Steve Chalke

Steve Chalke asks people to buy Oyster travel cards for the homeless

A central London church, run by Steve Chalke, announced this week that they were launching an appeal to help the homeless by providing them with Oyster travel cards to offer them some respite from the cold.

The congregation at Oasis Waterloo were told on Sunday that, with the worsening temperatures, this was a way their actions could match their faith.

The cards allow people to top-up their travel money and tap through barriers on London's public transport - on buses you can only use an Oyster card or contactless card and cash is no longer an option. 

Steve Chalke, a well-known speaker at Christian events and founder of Oasis' charitable work, told Premier that the idea came to him when preparing a sermon on the time Jesus tells Peter to drop his fishing nets and follow him (in Matthew 4).

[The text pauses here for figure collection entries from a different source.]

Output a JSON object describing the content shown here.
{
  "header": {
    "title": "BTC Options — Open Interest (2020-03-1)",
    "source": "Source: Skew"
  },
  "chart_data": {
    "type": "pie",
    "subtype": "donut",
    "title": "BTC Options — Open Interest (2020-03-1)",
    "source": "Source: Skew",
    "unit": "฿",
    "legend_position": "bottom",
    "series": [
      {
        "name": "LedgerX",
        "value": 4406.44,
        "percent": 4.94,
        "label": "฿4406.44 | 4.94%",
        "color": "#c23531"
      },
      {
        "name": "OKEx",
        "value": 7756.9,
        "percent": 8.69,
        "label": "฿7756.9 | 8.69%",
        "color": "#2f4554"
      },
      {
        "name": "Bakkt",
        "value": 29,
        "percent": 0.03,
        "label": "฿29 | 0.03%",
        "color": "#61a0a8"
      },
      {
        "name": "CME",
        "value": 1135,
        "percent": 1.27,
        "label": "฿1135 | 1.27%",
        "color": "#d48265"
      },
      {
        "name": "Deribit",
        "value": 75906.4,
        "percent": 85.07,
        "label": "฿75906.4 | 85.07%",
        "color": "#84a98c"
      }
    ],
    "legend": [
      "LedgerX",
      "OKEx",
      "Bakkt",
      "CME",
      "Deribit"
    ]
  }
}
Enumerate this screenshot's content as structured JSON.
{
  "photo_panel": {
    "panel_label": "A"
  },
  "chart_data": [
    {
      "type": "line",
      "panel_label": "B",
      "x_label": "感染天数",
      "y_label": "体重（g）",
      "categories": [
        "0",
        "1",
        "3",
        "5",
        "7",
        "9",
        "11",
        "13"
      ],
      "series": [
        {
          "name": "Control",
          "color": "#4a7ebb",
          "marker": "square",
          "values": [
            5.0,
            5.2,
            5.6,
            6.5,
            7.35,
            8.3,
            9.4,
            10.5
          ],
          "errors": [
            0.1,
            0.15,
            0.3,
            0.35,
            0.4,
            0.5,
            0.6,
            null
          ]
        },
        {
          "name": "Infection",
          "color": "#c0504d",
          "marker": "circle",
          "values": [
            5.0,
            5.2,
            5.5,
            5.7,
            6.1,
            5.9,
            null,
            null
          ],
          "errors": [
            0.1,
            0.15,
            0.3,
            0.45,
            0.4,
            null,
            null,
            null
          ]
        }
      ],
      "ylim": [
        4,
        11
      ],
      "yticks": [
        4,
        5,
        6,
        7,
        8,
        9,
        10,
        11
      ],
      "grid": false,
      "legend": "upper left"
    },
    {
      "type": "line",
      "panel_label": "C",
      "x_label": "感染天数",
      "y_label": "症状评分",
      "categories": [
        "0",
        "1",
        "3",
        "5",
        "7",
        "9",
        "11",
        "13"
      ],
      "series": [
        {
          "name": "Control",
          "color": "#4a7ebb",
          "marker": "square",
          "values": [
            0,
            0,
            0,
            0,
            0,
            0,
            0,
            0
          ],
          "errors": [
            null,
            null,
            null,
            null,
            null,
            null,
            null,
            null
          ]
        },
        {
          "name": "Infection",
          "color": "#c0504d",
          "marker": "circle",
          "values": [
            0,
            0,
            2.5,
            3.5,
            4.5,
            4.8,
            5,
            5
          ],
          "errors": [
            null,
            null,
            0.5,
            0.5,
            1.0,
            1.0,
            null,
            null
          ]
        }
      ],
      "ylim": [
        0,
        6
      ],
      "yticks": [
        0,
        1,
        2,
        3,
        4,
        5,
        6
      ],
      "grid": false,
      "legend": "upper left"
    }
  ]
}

Chalke said: "I talked about the fact that what we do with some bits of the Bible is we turn them into metaphors when actually they're literal...in this case Jesus actually asks Peter to follow him and we turn it back into 'Well, stay the same as you are, carry on life as it is and just believe these things' when in actual fact this is about being faithful, showing an allegiance, a loyalty, a change of lifestyle, a change of habits, a change of use of resources and money.

"I knew that the weather was going to get cold...I said 'How about we do something to get people off the streets?' There are estimated to be by the London's mayor's office about between 2,500 and 3,000 people sleeping rough in doorways - you can't get them all into churches and other community buildings.

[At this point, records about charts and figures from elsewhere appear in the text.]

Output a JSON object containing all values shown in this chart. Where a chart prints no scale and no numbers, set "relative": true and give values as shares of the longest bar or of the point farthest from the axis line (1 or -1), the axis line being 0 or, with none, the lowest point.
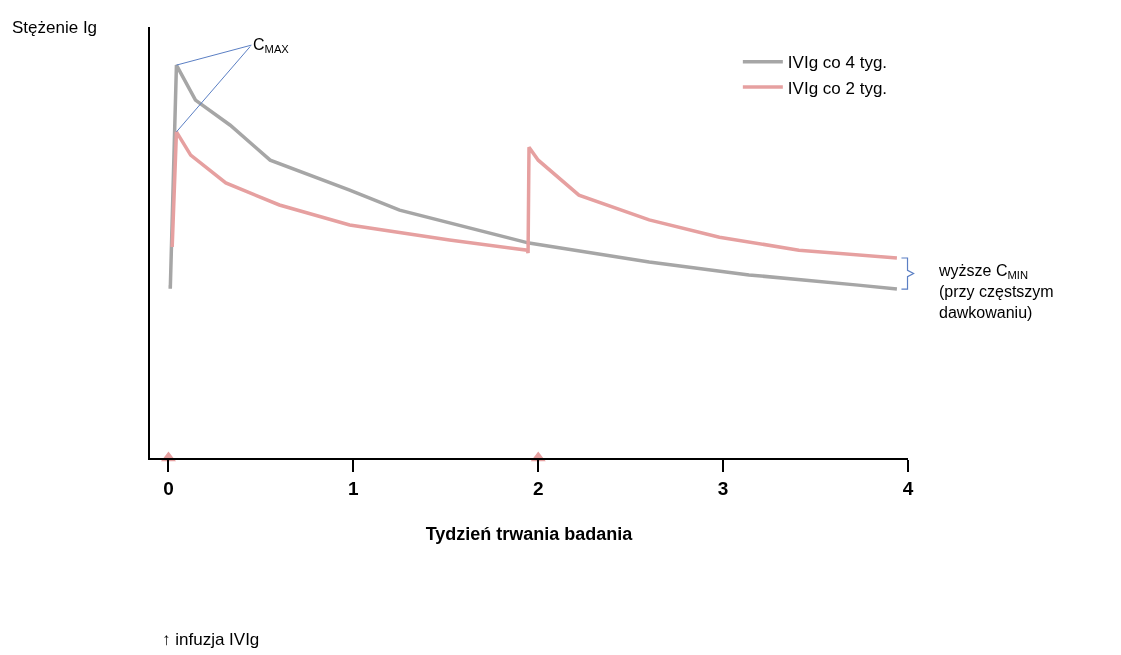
{
  "chart_data": {
    "type": "line",
    "relative": true,
    "ylabel": "Stężenie Ig",
    "xlabel": "Tydzień trwania badania",
    "xlim": [
      -0.1,
      4
    ],
    "xticks": [
      0,
      1,
      2,
      3,
      4
    ],
    "legend": "top right",
    "series": [
      {
        "name": "IVIg co 4 tyg.",
        "color": "#a6a6a6",
        "x": [
          0,
          0.01,
          0.043,
          0.146,
          0.334,
          0.55,
          0.98,
          1.25,
          1.95,
          2.6,
          3.14,
          3.73,
          3.94
        ],
        "values": [
          0.435,
          0.435,
          1,
          0.911,
          0.847,
          0.758,
          0.682,
          0.631,
          0.547,
          0.499,
          0.466,
          0.44,
          0.43
        ]
      },
      {
        "name": "IVIg co 2 tyg.",
        "color": "#e6a0a0",
        "x": [
          0.02,
          0.043,
          0.12,
          0.31,
          0.6,
          0.98,
          1.52,
          1.94,
          1.945,
          1.95,
          2.0,
          2.22,
          2.6,
          2.98,
          3.41,
          3.94
        ],
        "values": [
          0.537,
          0.83,
          0.771,
          0.7,
          0.644,
          0.593,
          0.555,
          0.529,
          0.522,
          0.791,
          0.758,
          0.669,
          0.606,
          0.562,
          0.529,
          0.509
        ]
      },
      {
        "type": "scatter",
        "marker": "triangle",
        "color": "#e6a0a0",
        "x": [
          0,
          2
        ],
        "values": [
          0,
          0
        ]
      }
    ],
    "annotations": [
      {
        "text": "C$_{MAX}$",
        "x": 0.043,
        "y": 1
      },
      "wyższe C$_{MIN}$\n(przy częstszym\ndawkowaniu)",
      "↑ infuzja IVIg"
    ]
  }
}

"With the cold coming in, some of them will freeze to death. In fact, I know of one man who's frozen to death on the street near here since Christmas."

The church are encouraging people to donate £20. The first £10 will go directly toward purchasing an Oyster card with adequate credit for rides on public transport and the second to help the longer-term response to homelessness.

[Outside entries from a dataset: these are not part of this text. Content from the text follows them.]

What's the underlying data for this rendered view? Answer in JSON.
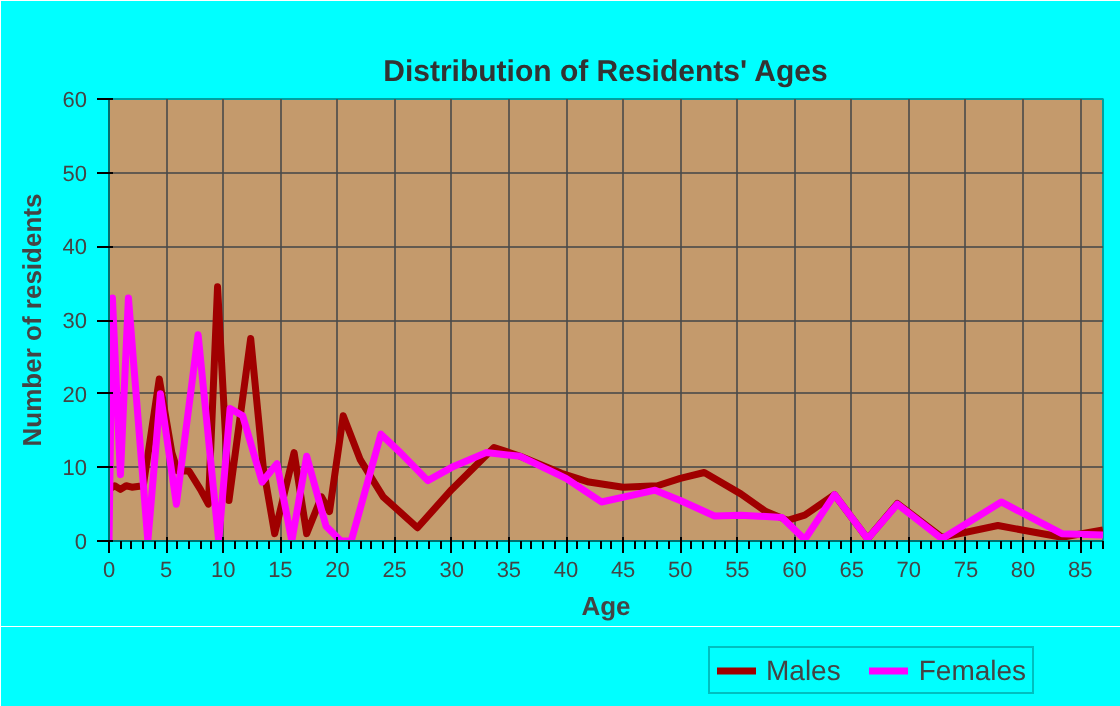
{
  "chart_data": {
    "type": "line",
    "title": "Distribution of Residents' Ages",
    "xlabel": "Age",
    "ylabel": "Number of residents",
    "xlim": [
      0,
      87
    ],
    "ylim": [
      0,
      60
    ],
    "xticks": [
      0,
      5,
      10,
      15,
      20,
      25,
      30,
      35,
      40,
      45,
      50,
      55,
      60,
      65,
      70,
      75,
      80,
      85
    ],
    "yticks": [
      0,
      10,
      20,
      30,
      40,
      50,
      60
    ],
    "grid": true,
    "legend": "bottom",
    "line_style": "solid",
    "series": [
      {
        "name": "Males",
        "color": "#a00000",
        "x": [
          0,
          0.5,
          1,
          1.5,
          2,
          3,
          4.4,
          5.5,
          6,
          7,
          8,
          8.7,
          9.5,
          10.5,
          12.4,
          13.5,
          14.5,
          16.2,
          17.3,
          18.6,
          19.3,
          20.5,
          22,
          24,
          27,
          30,
          33.7,
          36,
          39.6,
          42,
          45,
          48,
          50,
          52.1,
          55.3,
          57.5,
          59.4,
          60.9,
          63.5,
          66.4,
          69,
          72.9,
          77.8,
          83.4,
          87
        ],
        "values": [
          7,
          7.5,
          7,
          7.5,
          7.3,
          7.5,
          22,
          12,
          9.5,
          9.5,
          7,
          5,
          34.5,
          5.5,
          27.5,
          10,
          1,
          12,
          1,
          6,
          4,
          17,
          11,
          6,
          1.8,
          7,
          12.7,
          11.5,
          9.2,
          8,
          7.3,
          7.5,
          8.5,
          9.3,
          6.4,
          4,
          2.8,
          3.5,
          6.3,
          0.3,
          5.1,
          0.5,
          2.1,
          0.5,
          1.5
        ]
      },
      {
        "name": "Females",
        "color": "#ff00ff",
        "x": [
          0,
          0.3,
          1,
          1.7,
          3.4,
          4.5,
          5.9,
          7.8,
          9.6,
          10.6,
          11.7,
          13.4,
          14.7,
          16,
          17.3,
          19,
          20.3,
          21.2,
          23.8,
          25.5,
          27.9,
          30,
          33,
          36,
          40,
          43.1,
          47.8,
          50,
          53,
          55.3,
          58.9,
          60.9,
          63.5,
          66.4,
          69,
          72.9,
          78.1,
          83.4,
          87
        ],
        "values": [
          0,
          33,
          9,
          33,
          0,
          20,
          5,
          28,
          0,
          18,
          17,
          8,
          10.5,
          0,
          11.5,
          2,
          0,
          0,
          14.5,
          12,
          8.2,
          10,
          12,
          11.5,
          8.5,
          5.3,
          6.9,
          5.5,
          3.4,
          3.5,
          3.2,
          0.2,
          6.3,
          0.3,
          5,
          0.3,
          5.3,
          1,
          0.8
        ]
      }
    ]
  }
}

Chalke explained: "They can ride on the night bus, they can sit in the warm, they can get out of the bitter cold".

He added another advantage for the wider community was the burden on state resources: "We're also keeping endless cases out of our A&E's in the already stretched and strained NHS system".

The church leader joked that they had already taken the offering when they announced the plan but the church then gave an extra £2,000 and many people signed up to the team who will give out the Oyster cards.